設計現場だけでなく、クライアントとデータ互換のために営業部門においてもAUTO CADを導入するメリットは確かにありますが、保守サポートのコストがかかるため膨大な経費が必要となります。バージョンアップされるために、確かに生産性を向上させるための新機能が追加されていますが、閲覧、印刷を主な目的としてAUTO CADを使用する営業部門でその機能が必要であるかというと疑問が残ります。バージョンアップが必要となるAUTO CADを全ての部門で使用するのではなく、一部に互換ソフトウェアを活用すれば保守サポート費のコスト削減を図ることができます。


建築施工図とAUTO CAD

土木や建築の分野では、設計図を作成する機会が多くあります。設計図は、事前の見積積算をしたり、許認可を取得したりするために、大まかな大きさや外観などを表した図面です。施工段階で細部について詳細に煮詰めたり、変更したりすることが一般的であるため、設計図とは別に、建築施工図や詳細図を作成することとなります。建築施工図は、実際に建築物を施工する段階で、詳細について平面図や立面図、展開図や天井伏図などとして書く図面のことです。この建築施工図を描くためには、専門性の高いソフトを使ってパソコンで作業することが必須となります。

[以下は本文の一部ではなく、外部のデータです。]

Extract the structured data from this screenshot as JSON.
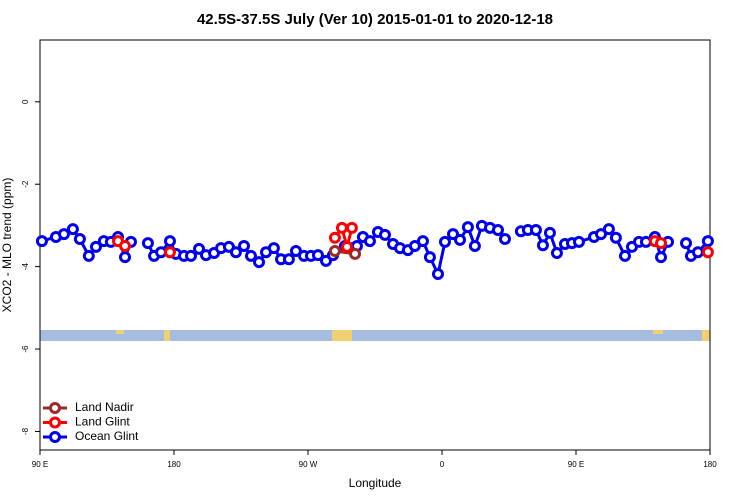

建築施工図を書くためには、さまざまな計算をしながら作業することが求められるため、CADというソフトを使用することになります。CADは図面を書くことに能力を発揮してくれるソフトであり、そのひとつにAUTO CADがあります。建築施工図を書く現場では、大きなシェアと確固たる地位を確立しており、ユーザーの要望に応える高機能のCADとして評価が高いものとなっています。AUTO CADは、アメリカのAutodesk社が開発したCADソフトフェアが有名で、1980年代から設計部門とメインとして世界中に普及し、現在では、欠かすことのできない存在となっています。ただし、そのライセンスはとても高価であるため、設計者全員にライセンスを配付することは難しく、初期投資をして導入した際にも、必要となる定期的なバージョンアップをすることでコスト面で大きな負担となることとなります。当サイトでは、AUTO CADのコスト問題について、解決策などを紹介します。